2. Les décisions qui ordonnent des perquisitions sont des décisions administratives individuelles défavorables et doivent, à ce titre, être motivées en application de l’article 1er de la loi n°79-587 du 11 juillet 1979.
Cette motivation doit être écrite et comporter l’énoncé des considérations de droit ainsi que des motifs de fait faisant apparaître les raisons sérieuses qui ont conduit l’autorité administrative à penser que le lieu visé par la perquisition est fréquenté par une personne dont le comportement constitue une menace pour la sécurité et l’ordre publics.
Le juge administratif doit apprécier, au cas par cas, le caractère suffisant de la motivation, laquelle peut, en cas d’urgence absolue être succincte voire complètement absente.
3. La décision qui ordonne une perquisition doit porter mention du lieu (locaux devant être perquisitionnés) et du moment de la perquisition (moment à compter duquel la mesure de perquisition est mise à exécution) sans qu’il soit besoin de faire apparaître les raisons qui ont conduit à retenir ce moment.
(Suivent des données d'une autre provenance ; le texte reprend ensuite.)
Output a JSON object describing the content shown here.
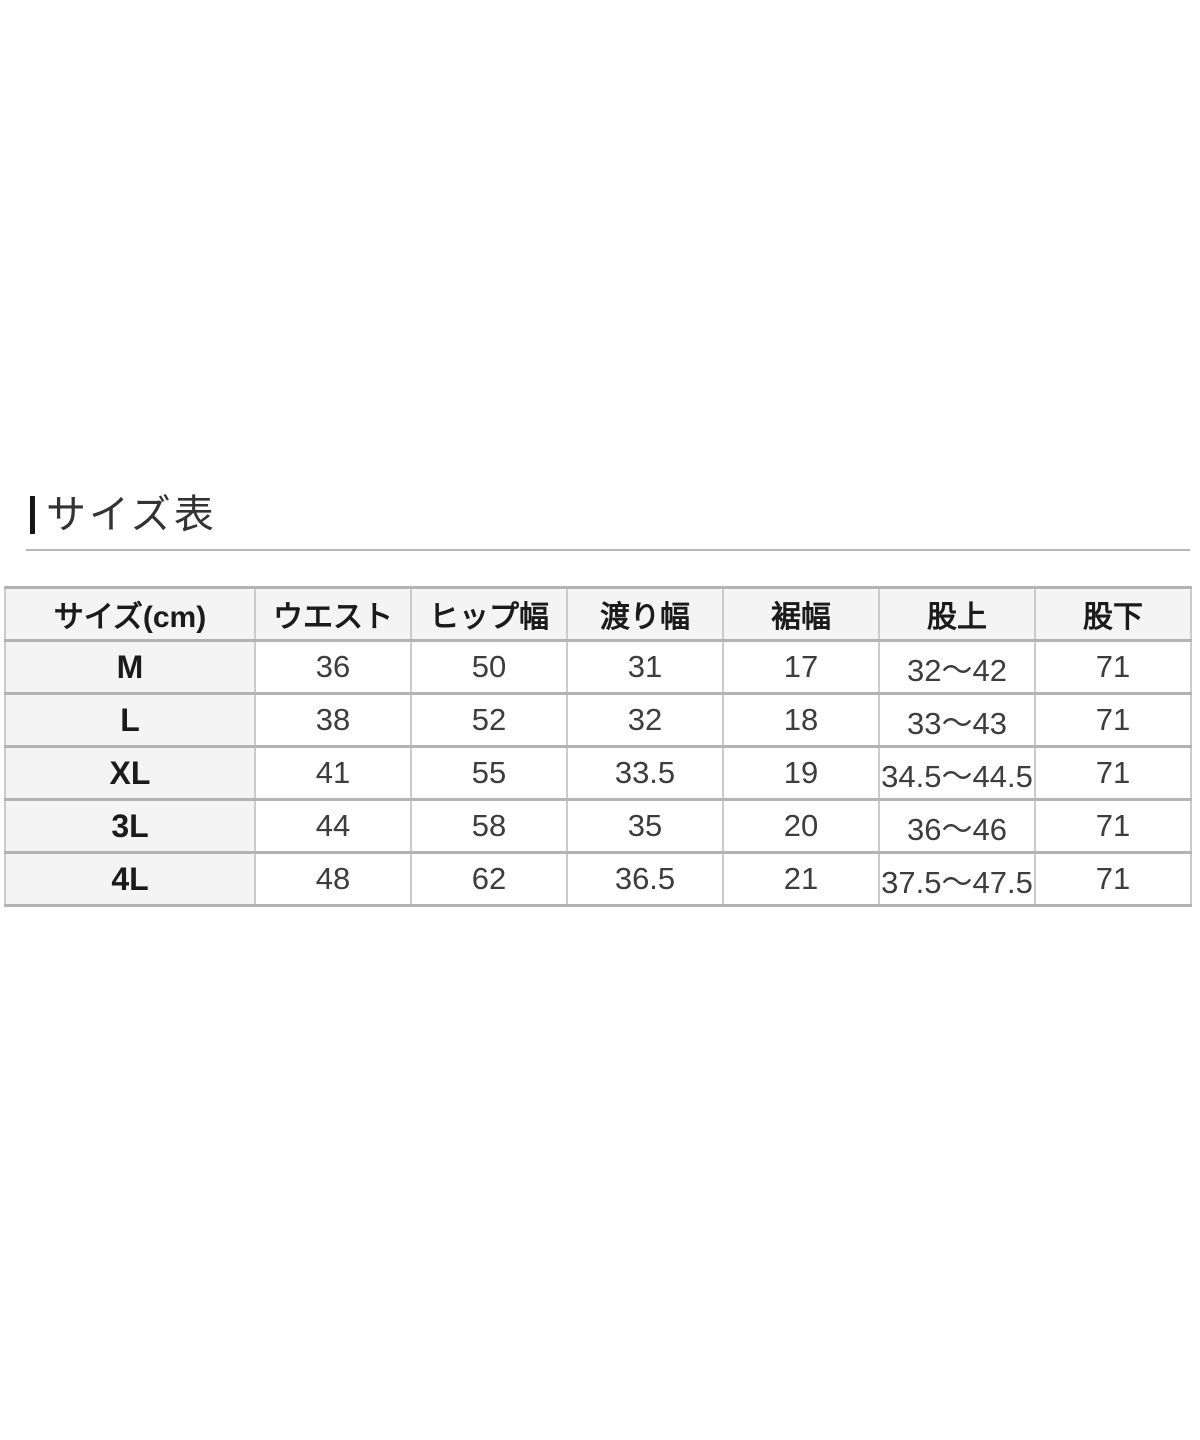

4. Le juge administratif exerce un contrôle entier afin de vérifier que la mesure ordonnée était adaptée, nécessaire et proportionnée à sa finalité, dans les circonstances particulières qui ont conduit à la déclaration de l’état d’urgence (Voir CE Assemblée 26 octobre 2011 Association pour la promotion de l’image et autres, req. n° 317827, p. 505 ; à rapprocher de CE Section 11 décembre 2015 M. C…, req. n° 395009, p. 437). En revanche, des faits postérieurs, notamment les résultats de la perquisition, n’ont aucune incidence sur la proportionnalité de la mesure (Voir CE 31 août 2009 Commune de Cregols, req. n° 296458, p. 343).
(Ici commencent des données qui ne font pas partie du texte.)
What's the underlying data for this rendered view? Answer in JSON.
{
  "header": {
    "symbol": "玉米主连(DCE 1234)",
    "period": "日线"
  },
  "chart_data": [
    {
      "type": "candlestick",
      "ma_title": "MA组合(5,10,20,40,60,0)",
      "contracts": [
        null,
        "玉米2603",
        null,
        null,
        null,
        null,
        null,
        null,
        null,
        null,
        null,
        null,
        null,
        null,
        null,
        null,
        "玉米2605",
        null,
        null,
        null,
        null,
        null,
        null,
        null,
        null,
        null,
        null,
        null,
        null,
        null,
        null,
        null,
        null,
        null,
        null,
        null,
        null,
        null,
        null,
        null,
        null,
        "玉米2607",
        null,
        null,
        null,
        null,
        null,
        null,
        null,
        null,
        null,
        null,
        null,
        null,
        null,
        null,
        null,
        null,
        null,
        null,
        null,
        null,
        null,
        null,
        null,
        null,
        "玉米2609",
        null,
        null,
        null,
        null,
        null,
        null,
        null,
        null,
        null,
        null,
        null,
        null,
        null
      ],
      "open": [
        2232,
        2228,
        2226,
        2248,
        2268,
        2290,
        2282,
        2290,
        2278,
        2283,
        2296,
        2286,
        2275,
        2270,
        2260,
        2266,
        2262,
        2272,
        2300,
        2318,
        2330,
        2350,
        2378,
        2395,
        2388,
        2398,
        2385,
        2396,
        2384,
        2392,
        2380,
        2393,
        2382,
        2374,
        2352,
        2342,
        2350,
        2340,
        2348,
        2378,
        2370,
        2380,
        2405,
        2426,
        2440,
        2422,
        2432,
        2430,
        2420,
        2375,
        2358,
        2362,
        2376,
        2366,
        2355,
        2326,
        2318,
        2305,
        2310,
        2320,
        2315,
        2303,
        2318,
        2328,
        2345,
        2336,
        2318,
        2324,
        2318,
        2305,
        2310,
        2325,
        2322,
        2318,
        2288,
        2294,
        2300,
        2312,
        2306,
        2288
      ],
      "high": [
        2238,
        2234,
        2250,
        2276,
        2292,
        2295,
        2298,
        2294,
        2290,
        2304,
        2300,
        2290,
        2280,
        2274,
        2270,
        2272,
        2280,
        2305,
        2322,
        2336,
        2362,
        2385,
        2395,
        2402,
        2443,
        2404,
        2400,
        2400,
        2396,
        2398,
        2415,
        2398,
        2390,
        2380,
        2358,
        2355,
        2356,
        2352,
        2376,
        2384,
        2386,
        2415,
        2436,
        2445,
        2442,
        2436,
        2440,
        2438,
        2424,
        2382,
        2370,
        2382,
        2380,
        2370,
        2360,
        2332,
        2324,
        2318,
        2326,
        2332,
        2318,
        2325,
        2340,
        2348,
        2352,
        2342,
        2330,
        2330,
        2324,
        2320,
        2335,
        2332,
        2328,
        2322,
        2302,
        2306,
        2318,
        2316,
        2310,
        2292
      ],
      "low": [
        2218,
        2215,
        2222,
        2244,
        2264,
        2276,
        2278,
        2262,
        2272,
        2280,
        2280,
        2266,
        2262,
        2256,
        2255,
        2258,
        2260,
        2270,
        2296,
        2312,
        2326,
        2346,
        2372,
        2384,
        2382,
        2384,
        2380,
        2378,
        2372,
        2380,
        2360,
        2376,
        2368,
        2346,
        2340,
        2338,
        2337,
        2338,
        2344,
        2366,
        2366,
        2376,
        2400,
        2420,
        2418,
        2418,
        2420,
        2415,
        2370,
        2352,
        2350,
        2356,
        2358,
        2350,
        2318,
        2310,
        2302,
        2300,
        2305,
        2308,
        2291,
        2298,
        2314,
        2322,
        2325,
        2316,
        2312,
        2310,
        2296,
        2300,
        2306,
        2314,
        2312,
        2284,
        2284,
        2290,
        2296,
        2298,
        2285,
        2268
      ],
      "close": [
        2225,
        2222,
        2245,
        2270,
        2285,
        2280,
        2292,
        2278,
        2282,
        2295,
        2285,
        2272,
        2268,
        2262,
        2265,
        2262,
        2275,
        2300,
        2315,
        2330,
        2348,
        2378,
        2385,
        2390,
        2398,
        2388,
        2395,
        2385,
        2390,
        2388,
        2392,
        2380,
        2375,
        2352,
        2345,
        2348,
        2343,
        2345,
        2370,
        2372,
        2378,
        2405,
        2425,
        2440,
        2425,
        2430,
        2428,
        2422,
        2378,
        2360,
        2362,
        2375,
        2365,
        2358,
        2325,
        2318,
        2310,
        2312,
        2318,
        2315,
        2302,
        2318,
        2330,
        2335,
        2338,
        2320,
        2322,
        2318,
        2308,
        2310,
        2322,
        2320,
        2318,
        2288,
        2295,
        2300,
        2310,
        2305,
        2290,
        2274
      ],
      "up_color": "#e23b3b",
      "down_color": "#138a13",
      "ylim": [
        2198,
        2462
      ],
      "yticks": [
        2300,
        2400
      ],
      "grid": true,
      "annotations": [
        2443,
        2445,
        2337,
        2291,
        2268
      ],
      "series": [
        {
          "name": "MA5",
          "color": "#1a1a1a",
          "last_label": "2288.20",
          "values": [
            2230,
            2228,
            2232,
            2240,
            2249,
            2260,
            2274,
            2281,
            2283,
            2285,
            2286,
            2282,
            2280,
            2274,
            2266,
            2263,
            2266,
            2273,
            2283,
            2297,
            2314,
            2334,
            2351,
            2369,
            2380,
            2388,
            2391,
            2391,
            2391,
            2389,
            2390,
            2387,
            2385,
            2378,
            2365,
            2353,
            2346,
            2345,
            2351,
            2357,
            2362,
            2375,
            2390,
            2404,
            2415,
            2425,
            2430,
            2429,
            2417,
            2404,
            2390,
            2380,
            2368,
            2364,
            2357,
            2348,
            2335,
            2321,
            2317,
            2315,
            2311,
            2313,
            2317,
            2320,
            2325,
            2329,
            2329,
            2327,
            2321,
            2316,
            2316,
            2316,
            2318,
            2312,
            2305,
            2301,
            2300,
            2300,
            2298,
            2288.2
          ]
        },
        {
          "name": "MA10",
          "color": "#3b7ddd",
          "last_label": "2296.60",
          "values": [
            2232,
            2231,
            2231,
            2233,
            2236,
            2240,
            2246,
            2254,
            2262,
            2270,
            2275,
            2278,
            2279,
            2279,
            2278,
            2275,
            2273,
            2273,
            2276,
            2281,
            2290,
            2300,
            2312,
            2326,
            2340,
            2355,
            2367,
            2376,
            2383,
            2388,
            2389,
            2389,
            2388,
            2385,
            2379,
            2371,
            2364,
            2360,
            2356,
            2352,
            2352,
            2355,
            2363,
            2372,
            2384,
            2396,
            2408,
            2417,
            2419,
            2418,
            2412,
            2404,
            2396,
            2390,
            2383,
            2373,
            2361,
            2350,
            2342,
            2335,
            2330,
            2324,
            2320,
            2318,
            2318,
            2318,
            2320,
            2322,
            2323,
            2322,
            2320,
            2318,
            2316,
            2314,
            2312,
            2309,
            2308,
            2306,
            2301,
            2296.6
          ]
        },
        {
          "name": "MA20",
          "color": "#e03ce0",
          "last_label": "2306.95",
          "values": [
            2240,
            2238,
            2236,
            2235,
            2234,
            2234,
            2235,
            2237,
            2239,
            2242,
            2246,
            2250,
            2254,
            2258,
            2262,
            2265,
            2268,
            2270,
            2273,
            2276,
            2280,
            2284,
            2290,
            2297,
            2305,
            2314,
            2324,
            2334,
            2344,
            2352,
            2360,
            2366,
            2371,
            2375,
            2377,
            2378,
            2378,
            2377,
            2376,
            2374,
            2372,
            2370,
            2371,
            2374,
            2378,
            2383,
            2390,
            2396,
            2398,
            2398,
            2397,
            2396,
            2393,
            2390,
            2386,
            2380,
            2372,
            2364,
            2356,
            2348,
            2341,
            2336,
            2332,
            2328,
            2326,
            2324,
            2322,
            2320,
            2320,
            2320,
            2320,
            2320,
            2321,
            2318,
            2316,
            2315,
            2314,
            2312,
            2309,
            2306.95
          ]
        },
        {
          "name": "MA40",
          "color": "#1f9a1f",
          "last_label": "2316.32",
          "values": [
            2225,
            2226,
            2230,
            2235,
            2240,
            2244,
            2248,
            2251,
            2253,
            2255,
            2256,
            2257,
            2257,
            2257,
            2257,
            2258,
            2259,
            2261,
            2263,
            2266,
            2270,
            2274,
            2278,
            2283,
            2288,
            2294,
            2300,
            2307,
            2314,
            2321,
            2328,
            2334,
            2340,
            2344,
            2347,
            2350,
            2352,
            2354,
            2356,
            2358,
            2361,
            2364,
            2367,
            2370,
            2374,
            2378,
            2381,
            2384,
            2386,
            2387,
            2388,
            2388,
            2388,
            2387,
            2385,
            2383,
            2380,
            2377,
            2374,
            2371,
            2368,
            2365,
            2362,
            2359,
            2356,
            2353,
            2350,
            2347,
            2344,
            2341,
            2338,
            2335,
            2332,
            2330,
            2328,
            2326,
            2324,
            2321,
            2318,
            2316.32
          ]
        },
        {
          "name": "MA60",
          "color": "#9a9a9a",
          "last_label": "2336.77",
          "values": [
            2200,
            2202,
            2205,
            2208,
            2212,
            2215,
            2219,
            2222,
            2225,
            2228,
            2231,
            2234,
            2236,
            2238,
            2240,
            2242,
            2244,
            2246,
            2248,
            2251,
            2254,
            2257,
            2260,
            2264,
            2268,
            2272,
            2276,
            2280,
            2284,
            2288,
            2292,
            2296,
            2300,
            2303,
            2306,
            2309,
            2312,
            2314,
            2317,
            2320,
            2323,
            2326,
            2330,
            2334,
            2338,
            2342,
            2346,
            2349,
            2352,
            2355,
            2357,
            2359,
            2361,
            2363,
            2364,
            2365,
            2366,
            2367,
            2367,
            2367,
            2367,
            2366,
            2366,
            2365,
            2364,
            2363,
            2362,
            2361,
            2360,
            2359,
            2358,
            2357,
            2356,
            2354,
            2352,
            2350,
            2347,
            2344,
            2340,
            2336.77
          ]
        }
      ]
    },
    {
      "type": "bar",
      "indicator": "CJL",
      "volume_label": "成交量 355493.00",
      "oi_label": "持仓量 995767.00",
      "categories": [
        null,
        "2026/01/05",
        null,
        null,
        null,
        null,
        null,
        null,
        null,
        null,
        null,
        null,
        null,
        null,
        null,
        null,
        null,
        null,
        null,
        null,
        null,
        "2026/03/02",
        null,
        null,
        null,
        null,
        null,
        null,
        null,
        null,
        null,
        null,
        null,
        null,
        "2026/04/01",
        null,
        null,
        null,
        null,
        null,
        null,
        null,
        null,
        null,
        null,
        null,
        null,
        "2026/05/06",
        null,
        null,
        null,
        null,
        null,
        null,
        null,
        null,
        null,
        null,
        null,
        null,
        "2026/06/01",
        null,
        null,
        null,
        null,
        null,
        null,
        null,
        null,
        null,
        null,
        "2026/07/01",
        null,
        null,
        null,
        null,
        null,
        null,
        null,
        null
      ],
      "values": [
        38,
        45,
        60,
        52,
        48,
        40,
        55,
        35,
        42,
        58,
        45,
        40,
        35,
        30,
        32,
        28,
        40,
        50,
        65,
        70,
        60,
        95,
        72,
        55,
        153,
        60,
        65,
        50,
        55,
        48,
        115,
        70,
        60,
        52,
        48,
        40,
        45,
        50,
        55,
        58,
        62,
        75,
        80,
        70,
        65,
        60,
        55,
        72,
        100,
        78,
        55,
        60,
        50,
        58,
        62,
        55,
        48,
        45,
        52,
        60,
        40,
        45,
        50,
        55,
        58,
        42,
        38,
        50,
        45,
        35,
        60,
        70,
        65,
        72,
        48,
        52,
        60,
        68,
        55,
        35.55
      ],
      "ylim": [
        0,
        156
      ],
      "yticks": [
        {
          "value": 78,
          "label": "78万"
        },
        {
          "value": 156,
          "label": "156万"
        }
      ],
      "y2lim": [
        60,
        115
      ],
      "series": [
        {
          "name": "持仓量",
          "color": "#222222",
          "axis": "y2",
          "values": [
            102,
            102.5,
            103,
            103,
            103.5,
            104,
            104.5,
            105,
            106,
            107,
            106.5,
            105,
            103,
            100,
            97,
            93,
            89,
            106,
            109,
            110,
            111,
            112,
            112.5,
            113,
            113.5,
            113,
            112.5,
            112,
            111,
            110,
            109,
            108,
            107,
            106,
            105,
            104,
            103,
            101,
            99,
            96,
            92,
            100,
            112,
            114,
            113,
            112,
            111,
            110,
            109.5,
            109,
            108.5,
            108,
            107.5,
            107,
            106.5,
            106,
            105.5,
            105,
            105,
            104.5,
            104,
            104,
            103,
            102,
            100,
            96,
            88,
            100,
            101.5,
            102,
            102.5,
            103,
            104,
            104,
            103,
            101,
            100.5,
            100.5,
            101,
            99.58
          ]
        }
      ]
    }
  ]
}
5. La responsabilité pour faute simple de l’État à l’égard des personnes concernées (Voir CE Section 26 janvier 1973 Ville de Paris c/ Sieur Driancourt, req. n° 84768, p. 77) par la perquisition peut être engagée en raison :
- de toute illégalité affectant la décision qui ordonne une perquisition, à l’exception d’une simple irrégularité formelle ou procédurale (Voir CE 19 juin 1981 Mme X…, req. n° 20619, p. 274) ;
- des conditions matérielles d’exécution des perquisitions (à rapprocher de CE 29 avril 1998 Commune de Hannappes, req. n° 164012, p. 185 ; CE Section 13 mars 1998 M. X… et autres, req. n° 89370, p. 82).
6. Les conditions matérielles d’exécution des perquisitions sont également susceptibles d’engager la responsabilité sans faute de l’État à l’égard des tiers, sur le fondement de l’égalité des citoyens devant les charges publiques, en cas de dommages directement causés par des perquisitions ordonnées en application de l’article 11 de la loi du 3 avril 1955 (à rapprocher de CE 30 novembre 1923 Couitéas, req. n° 38284 et 48688 p. 789 ; CE Section 23 octobre 1987 Société Nachfolger navigation company Ltd, req. n° 72951, p. 319).
7. Les tiers sont les personnes autres que la personne dont le comportement a justifié la perquisition, à savoir :
- les personnes qui lui sont liées et qui étaient présentes dans le lieu visé par l’ordre de perquisition ;
- les personnes qui ont un rapport avec le lieu perquisitionné (exemple : le propriétaire du lieu visé par l’ordre de perquisition).